Acquire network status information of the wireless edge network according to a first time interval, including: a node topology structure and device parameters of each node;

Based on the local resource allocation strategy of each node, the current resource status information of the node and the network status information, a network mirror model corresponding to the wireless edge network is constructed through simulation to map the behavior and performance of each node in the wireless edge network;

After the local resource strategy of each node is updated, the behavior and performance of each node in the wireless edge network are synchronously simulated through incremental learning and adaptive adjustment algorithms.

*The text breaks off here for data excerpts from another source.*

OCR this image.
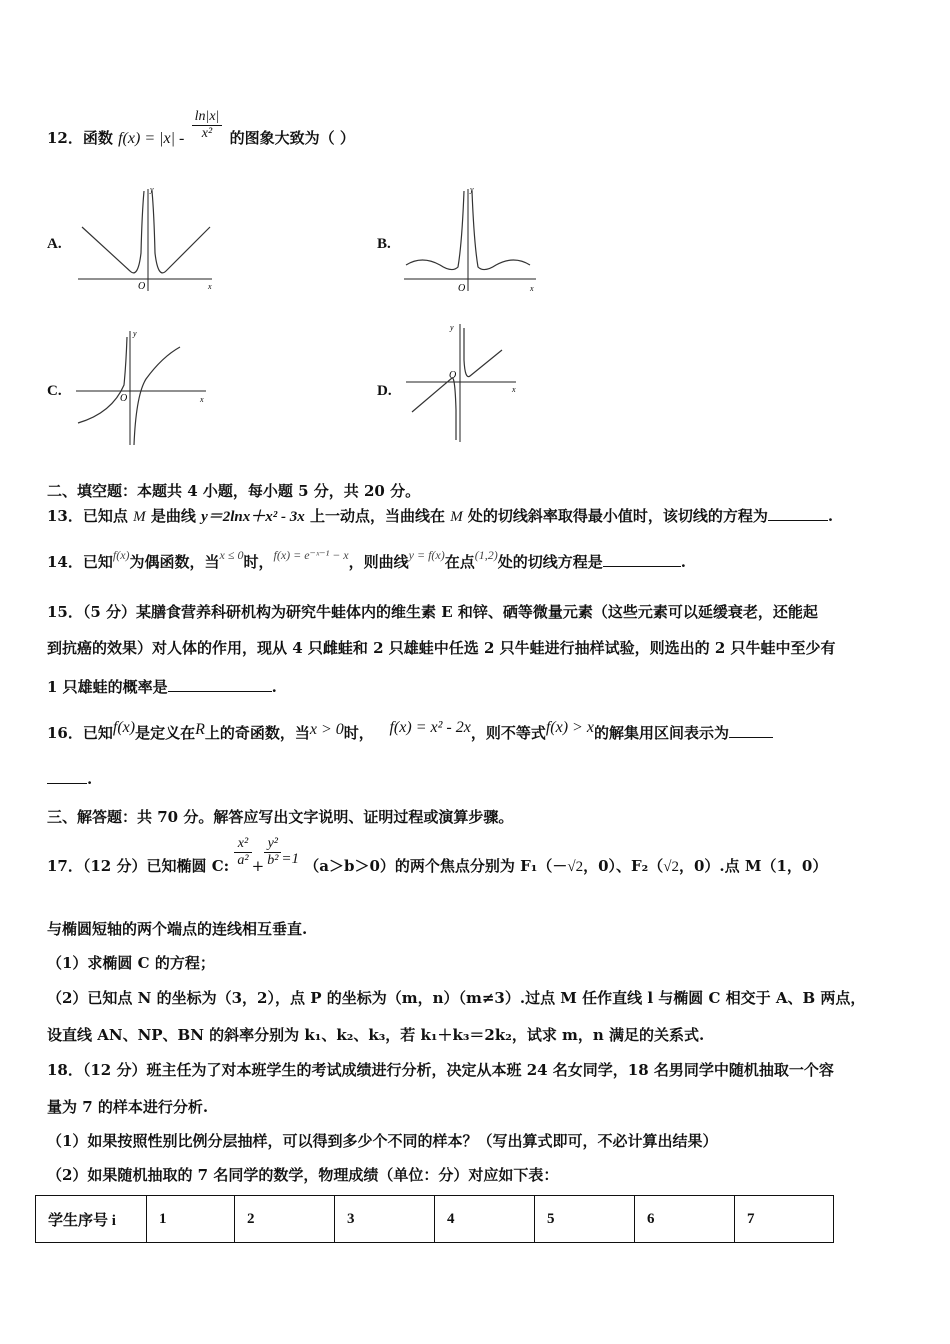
12．函数 $f(x) = |x| - \frac{\ln|x|}{\text{x²}}$ 的图象大致为（ ）
A.
O	x
y
B.
O	x
y
C.	O	x
y
D.
O
x
y
二、填空题：本题共 4 小题，每小题 5 分，共 20 分。
13．已知点 M 是曲线 y＝2lnx＋x² - 3x 上一动点，当曲线在 M 处的切线斜率取得最小值时，该切线的方程为	.
14．已知$^{f(x)}$为偶函数，当$^{x \le 0}$时，$^{f(x) = e^-ˣ^{-1} - x}$，则曲线$^{y = f(x)}$在点$^{(1,2)}$处的切线方程是	.
15．（5 分）某膳食营养科研机构为研究牛蛙体内的维生素 E 和锌、硒等微量元素（这些元素可以延缓衰老，还能起
到抗癌的效果）对人体的作用，现从 4 只雌蛙和 2 只雄蛙中任选 2 只牛蛙进行抽样试验，则选出的 2 只牛蛙中至少有
1 只雄蛙的概率是	.
16．已知f(x)是定义在R上的奇函数，当x > 0时， f(x) = x² - 2x，则不等式f(x) > x的解集用区间表示为
.
三、解答题：共 70 分。解答应写出文字说明、证明过程或演算步骤。
17．（12 分）已知椭圆 C: $\frac{\text{x²}}{\text{a²}} + \frac{\text{y²}}{\text{b²}} =1$ （a＞b＞0）的两个焦点分别为 F₁（－√2，0）、F₂（√2，0）.点 M（1，0）
与椭圆短轴的两个端点的连线相互垂直.
（1）求椭圆 C 的方程；
（2）已知点 N 的坐标为（3，2），点 P 的坐标为（m，n）（m≠3）.过点 M 任作直线 l 与椭圆 C 相交于 A、B 两点，
设直线 AN、NP、BN 的斜率分别为 k₁、k₂、k₃，若 k₁＋k₃＝2k₂，试求 m，n 满足的关系式.
18．（12 分）班主任为了对本班学生的考试成绩进行分析，决定从本班 24 名女同学，18 名男同学中随机抽取一个容
量为 7 的样本进行分析.
（1）如果按照性别比例分层抽样，可以得到多少个不同的样本？（写出算式即可，不必计算出结果）
（2）如果随机抽取的 7 名同学的数学，物理成绩（单位：分）对应如下表：
学生序号 i	1	2	3	4	5	6	7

9. The multi-dimensional resource management joint optimization method based on wireless edge network according to claim 8, characterized in that the method further comprises:

In a high-reliability and low-latency scenario, the network mirror model is used to obtain the behavior and performance of each node at a second time interval, and the current latency and reliability indicators are calculated;

Compare the current latency and reliability indicators with the latency threshold and reliability threshold corresponding to the high reliability and low latency scenario;

When the delay is higher than the delay threshold, or the reliability index is lower than the reliability threshold, the local resource allocation strategy of each node is updated through federated learning.

10. The multi-dimensional resource management joint optimization method based on wireless edge network according to claim 8, characterized in that it also includes:

Acquiring task execution data of each node from the network mirror model at a third time interval; the task execution data including: delay index data, energy consumption index data and task progress index data;

generating a resource status report of the wireless edge network based on the task execution data of each node;

Based on the task execution data of each node, the first policy model of each node is updated.